Emmanuel Macron s'engage à ne pas démissionner et à agir jusqu'à la dernière minute

Dans un contexte tendu, Macron affirme son engagement et évoque des priorités cruciales.
Emmanuel Macron s'engage à ne pas démissionner et à agir jusqu'à la dernière minute

Moins de dix minutes pour tenter de reprendre le contrôle. Mercredi soir, Emmanuel Macron a profité de sa neuvième allocution de vœux aux Français pour balayer les spéculations sur un départ prématuré et inciter son gouvernement à sortir de l’impasse budgétaire.

Dans un cadre sobre, au salon des ambassadeurs à l'Élysée, le président a choisi un ton dépouillé pour délivrer un message de résistance institutionnelle. Face à un sentiment de blocage qui s'est installé depuis la dissolution de l’Assemblée nationale, il a affirmé que « le pays tient », en citant des indicateurs positifs concernant la croissance, l'emploi et la recherche.

Cette allocution se déroule dans un climat où les « désordres du monde » sont présents, avec la résurgence des empires, des guerres commerciales et le conflit en Ukraine. Emmanuel Macron a reconnu les tensions internes en partageant certaines inquiétudes des Français, notamment celles relatives à la baisse de la natalité et au pouvoir d’achat.

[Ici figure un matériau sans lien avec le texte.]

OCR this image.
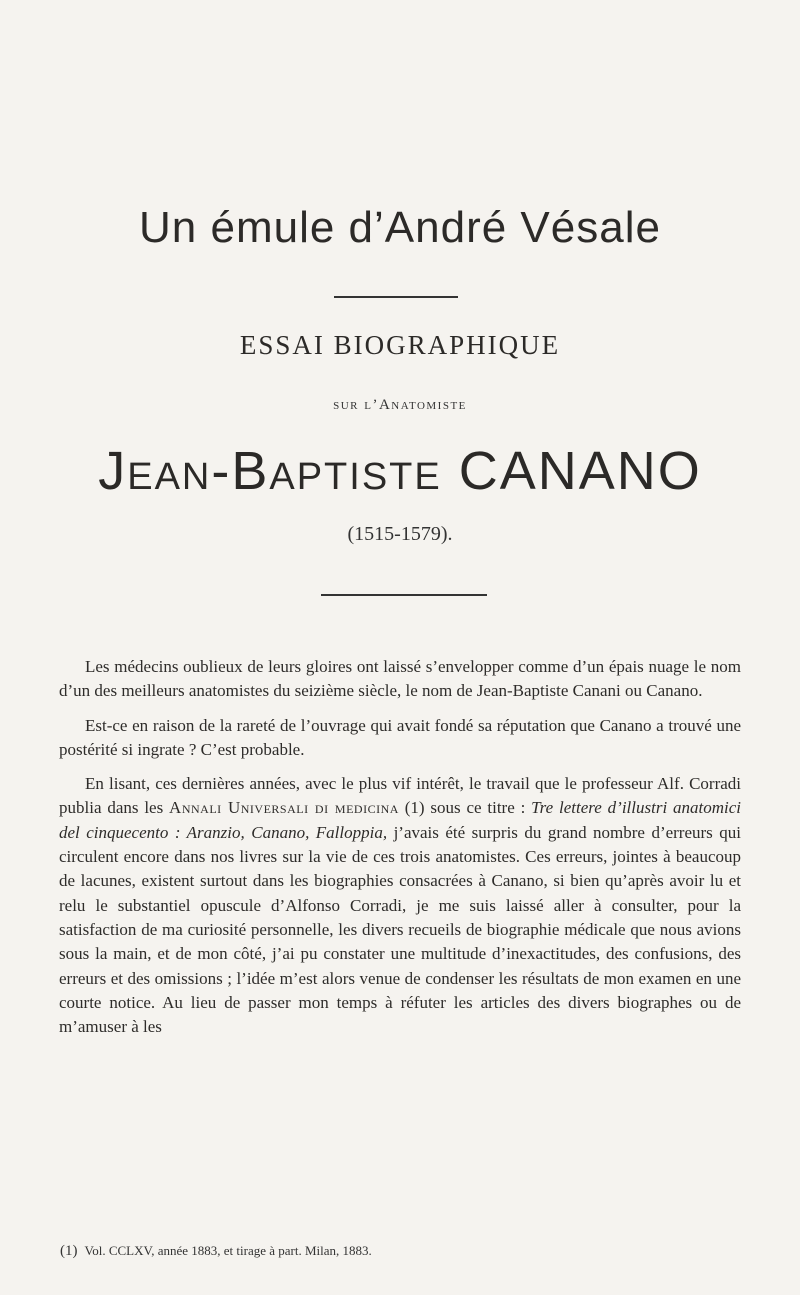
Un émule d’André Vésale
ESSAI BIOGRAPHIQUE
sur l’Anatomiste
Jean-Baptiste CANANO
(1515-1579).

Les médecins oublieux de leurs gloires ont laissé s’envelopper comme d’un épais nuage le nom d’un des meilleurs anatomistes du seizième siècle, le nom de Jean-Baptiste Canani ou Canano.

Est-ce en raison de la rareté de l’ouvrage qui avait fondé sa réputation que Canano a trouvé une postérité si ingrate ? C’est probable.

En lisant, ces dernières années, avec le plus vif intérêt, le travail que le professeur Alf. Corradi publia dans les Annali Universali di medicina (1) sous ce titre : Tre lettere d’illustri anatomici del cinquecento : Aranzio, Canano, Falloppia, j’avais été surpris du grand nombre d’erreurs qui circulent encore dans nos livres sur la vie de ces trois anatomistes. Ces erreurs, jointes à beaucoup de lacunes, existent surtout dans les biographies consacrées à Canano, si bien qu’après avoir lu et relu le substantiel opuscule d’Alfonso Corradi, je me suis laissé aller à consulter, pour la satisfaction de ma curiosité personnelle, les divers recueils de biographie médicale que nous avions sous la main, et de mon côté, j’ai pu constater une multitude d’inexactitudes, des confusions, des erreurs et des omissions ; l’idée m’est alors venue de condenser les résultats de mon examen en une courte notice. Au lieu de passer mon temps à réfuter les articles des divers biographes ou de m’amuser à les

(1) Vol. CCLXV, année 1883, et tirage à part. Milan, 1883.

Dans ce contexte, il a posé un préalable inébranlable : un budget doit être adopté rapidement pour éviter un enlisement total. Des experts, tels que l'économiste Philippe Martin, soulignent l'importance d'un budget dynamique pour relancer la croissance.

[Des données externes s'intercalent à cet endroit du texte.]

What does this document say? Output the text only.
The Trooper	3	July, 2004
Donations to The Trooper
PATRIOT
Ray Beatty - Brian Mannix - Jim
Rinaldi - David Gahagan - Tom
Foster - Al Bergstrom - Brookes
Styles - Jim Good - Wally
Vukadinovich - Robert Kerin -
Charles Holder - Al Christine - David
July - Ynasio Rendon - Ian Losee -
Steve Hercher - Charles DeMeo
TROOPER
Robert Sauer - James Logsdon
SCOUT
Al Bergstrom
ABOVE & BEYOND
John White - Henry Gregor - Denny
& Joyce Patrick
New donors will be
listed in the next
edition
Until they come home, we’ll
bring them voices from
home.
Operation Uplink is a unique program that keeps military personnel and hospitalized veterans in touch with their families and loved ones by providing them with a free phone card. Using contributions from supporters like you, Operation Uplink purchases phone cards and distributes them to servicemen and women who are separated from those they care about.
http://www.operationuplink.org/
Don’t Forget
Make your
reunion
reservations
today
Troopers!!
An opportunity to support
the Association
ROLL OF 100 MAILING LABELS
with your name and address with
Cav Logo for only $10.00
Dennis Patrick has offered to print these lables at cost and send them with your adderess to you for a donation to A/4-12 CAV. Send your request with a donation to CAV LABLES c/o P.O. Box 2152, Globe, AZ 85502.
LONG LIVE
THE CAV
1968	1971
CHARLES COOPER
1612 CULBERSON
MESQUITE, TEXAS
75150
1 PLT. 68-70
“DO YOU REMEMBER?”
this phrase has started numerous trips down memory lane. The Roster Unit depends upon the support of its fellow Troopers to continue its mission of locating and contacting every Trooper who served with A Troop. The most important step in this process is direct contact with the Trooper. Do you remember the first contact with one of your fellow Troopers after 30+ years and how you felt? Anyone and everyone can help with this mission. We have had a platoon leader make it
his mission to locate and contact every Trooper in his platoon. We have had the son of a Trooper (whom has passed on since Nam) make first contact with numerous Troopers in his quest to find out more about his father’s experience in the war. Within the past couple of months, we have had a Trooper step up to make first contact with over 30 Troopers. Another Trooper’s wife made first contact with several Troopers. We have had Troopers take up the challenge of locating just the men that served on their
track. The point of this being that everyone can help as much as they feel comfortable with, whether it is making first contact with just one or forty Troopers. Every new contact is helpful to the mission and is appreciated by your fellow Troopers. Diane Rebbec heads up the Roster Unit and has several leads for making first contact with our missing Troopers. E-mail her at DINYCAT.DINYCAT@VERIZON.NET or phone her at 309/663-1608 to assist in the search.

L’urgence budgétaire comme levier contre l’inertie

Le chef de l'État entend prouver que l'action publique est toujours présente. Pressé de sortir du marasme actuel, le gouvernement est encouragé à attaquer des sujets cruciaux tels que la lutte contre le narcotrafic, la gestion de l'immigration illégale et les défis posés aux agriculteurs. Le dossier du Mercosur pourrait également soulever de nouvelles tensions dès janvier. Emmanuel Macron a mis en avant la santé, la formation des enseignants et la décentralisation comme des priorités, rendant aussi hommage aux maires, en vue des prochaines élections municipales.

2026 est perçue comme une étape « utile » pour son quinquennat, articulée autour de trois grandes réformes : l'introduction du service militaire volontaire, la régulation de l’accès des adolescents aux écrans et réseaux sociaux, et la poursuite du projet sur la fin de vie. Ces mesures doivent constituer le cœur de l'activité parlementaire à venir.

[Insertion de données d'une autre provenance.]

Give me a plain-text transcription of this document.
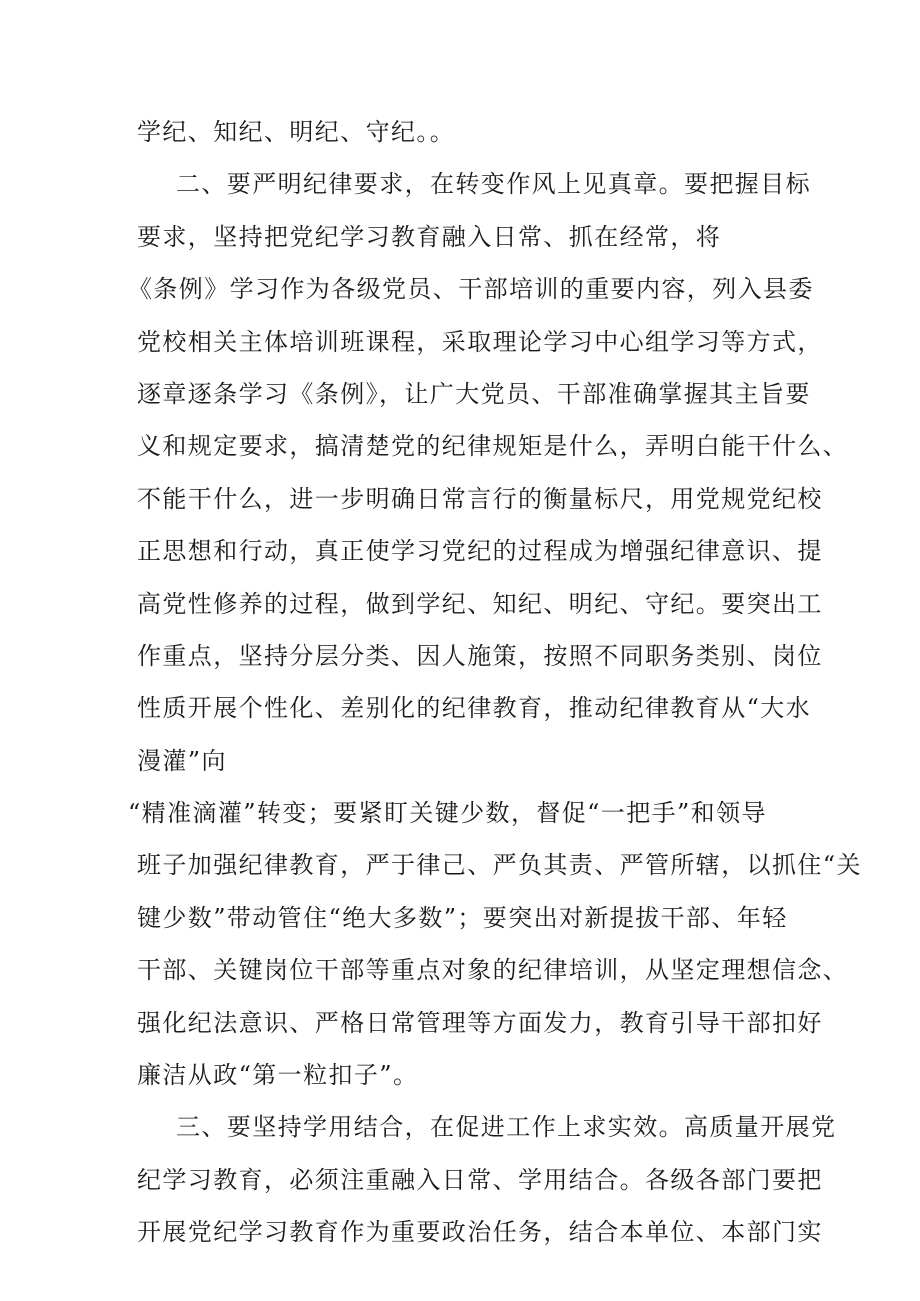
学纪、知纪、明纪、守纪。。
二、要严明纪律要求，在转变作风上见真章。要把握目标
要求，坚持把党纪学习教育融入日常、抓在经常，将
《条例》学习作为各级党员、干部培训的重要内容，列入县委
党校相关主体培训班课程，采取理论学习中心组学习等方式，
逐章逐条学习《条例》，让广大党员、干部准确掌握其主旨要
义和规定要求，搞清楚党的纪律规矩是什么，弄明白能干什么、
不能干什么，进一步明确日常言行的衡量标尺，用党规党纪校
正思想和行动，真正使学习党纪的过程成为增强纪律意识、提
高党性修养的过程，做到学纪、知纪、明纪、守纪。要突出工
作重点，坚持分层分类、因人施策，按照不同职务类别、岗位
性质开展个性化、差别化的纪律教育，推动纪律教育从“大水
漫灌”向
“精准滴灌”转变；要紧盯关键少数，督促“一把手”和领导
班子加强纪律教育，严于律己、严负其责、严管所辖，以抓住“关
键少数”带动管住“绝大多数”；要突出对新提拔干部、年轻
干部、关键岗位干部等重点对象的纪律培训，从坚定理想信念、
强化纪法意识、严格日常管理等方面发力，教育引导干部扣好
廉洁从政“第一粒扣子”。
三、要坚持学用结合，在促进工作上求实效。高质量开展党
纪学习教育，必须注重融入日常、学用结合。各级各部门要把
开展党纪学习教育作为重要政治任务，结合本单位、本部门实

Pas de démission prématurée

Alors que l'échéance de 2027 s'approche, Emmanuel Macron a tenu à clarifier sa position. Conscient de son affaiblissement politique, il a répondu fermement à ceux appelant à sa démission : il assure qu'il exercera ses fonctions « jusqu’à la dernière seconde ». Pour la première fois en dix ans, le président a précisé qu'il ne sera pas candidat lors des élections, mais s'est engagé à veiller à l'intégrité du scrutin face aux ingérences étrangères.

Son allocution s'est articulée autour de trois valeurs : unité, force et espoir. Il a dénoncé l'augmentation des actes racistes et antisémites, tout en appelant à une « bienveillance » renouvelée. Concernant la souveraineté nationale, il a plaidé pour une Europe de la défense plus dynamique, citant une réunion importante concernant l'Ukraine programmée pour le 6 janvier. Il a incité les Français à « résister à l’air du temps » et à embrasser la nécessité de réformes à long terme.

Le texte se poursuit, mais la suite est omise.